The Jurong project is in fact part of a “special town” program launched by Jiangsu which encourages investment in strategic sectors. Some towns are shifting their main focus towards areas like fruit farming, automobiles and e-commerce.
If all goes as planned, the town’s 2-gigawatt solar panel production line should be completed this year and will go into operation at a time when China’s solar manufacturers are struggling with overcapacity, weak demand and trade frictions.

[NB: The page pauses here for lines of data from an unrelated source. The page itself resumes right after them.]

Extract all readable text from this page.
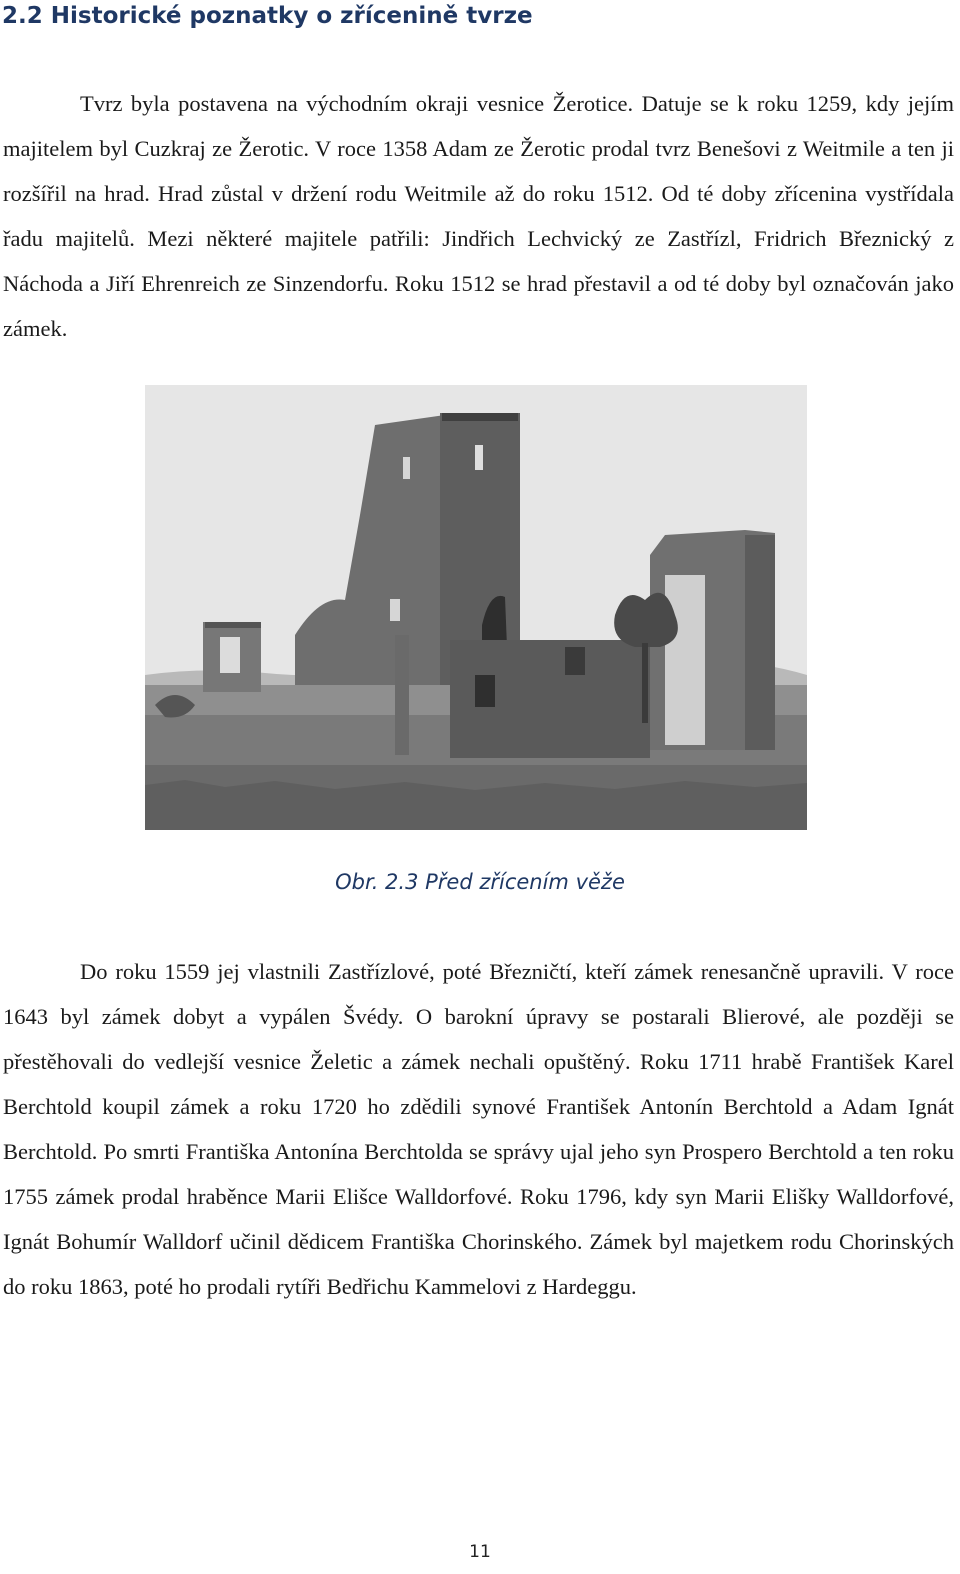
2.2 Historické poznatky o zřícenině tvrze

Tvrz byla postavena na východním okraji vesnice Žerotice. Datuje se k roku 1259, kdy jejím majitelem byl Cuzkraj ze Žerotic. V roce 1358 Adam ze Žerotic prodal tvrz Benešovi z Weitmile a ten ji rozšířil na hrad. Hrad zůstal v držení rodu Weitmile až do roku 1512. Od té doby zřícenina vystřídala řadu majitelů. Mezi některé majitele patřili: Jindřich Lechvický ze Zastřízl, Fridrich Březnický z Náchoda a Jiří Ehrenreich ze Sinzendorfu. Roku 1512 se hrad přestavil a od té doby byl označován jako zámek.

Obr. 2.3 Před zřícením věže

Do roku 1559 jej vlastnili Zastřízlové, poté Březničtí, kteří zámek renesančně upravili. V roce 1643 byl zámek dobyt a vypálen Švédy. O barokní úpravy se postarali Blierové, ale později se přestěhovali do vedlejší vesnice Želetic a zámek nechali opuštěný. Roku 1711 hrabě František Karel Berchtold koupil zámek a roku 1720 ho zdědili synové František Antonín Berchtold a Adam Ignát Berchtold. Po smrti Františka Antonína Berchtolda se správy ujal jeho syn Prospero Berchtold a ten roku 1755 zámek prodal hraběnce Marii Elišce Walldorfové. Roku 1796, kdy syn Marii Elišky Walldorfové, Ignát Bohumír Walldorf učinil dědicem Františka Chorinského. Zámek byl majetkem rodu Chorinských do roku 1863, poté ho prodali rytíři Bedřichu Kammelovi z Hardeggu.

11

But only half of the new capacity will be put into operation this year so production does not expand too quickly.
After generation capacity rose by a record 53 GW in 2017, the government has also put the brakes on new installations this year.
Critics say fierce competition between Chinese cities and regions has increased production capacity in a wide range of sectors, including steel and solar power, and electric cars may be next.
According to government data, numerous models of electric cars were registered by mid-July from 11 cities in the Yangtze delta region, and 118 enterprises registered 428 different models, up from 102 firms and 355 models in just four months.
However, China’s preferential treatment to local champions had upset automakers since this act is distorting the market and Beijing promised to act against “blind” sector growth.
Tang is well aware about the number of firms who were entering the sector but said those without “core competitiveness” would soon be eliminated.
To increase the competitiveness, GCL is exploring alternative models, and aims to produce rentable lower-cost batteries that can be recycled for use in solar energy storage.
“The Yangtze river delta is the biggest market for new energy vehicles - the customer base is the most developed, whether for delivery vehicles or passenger vehicles,” Tang said.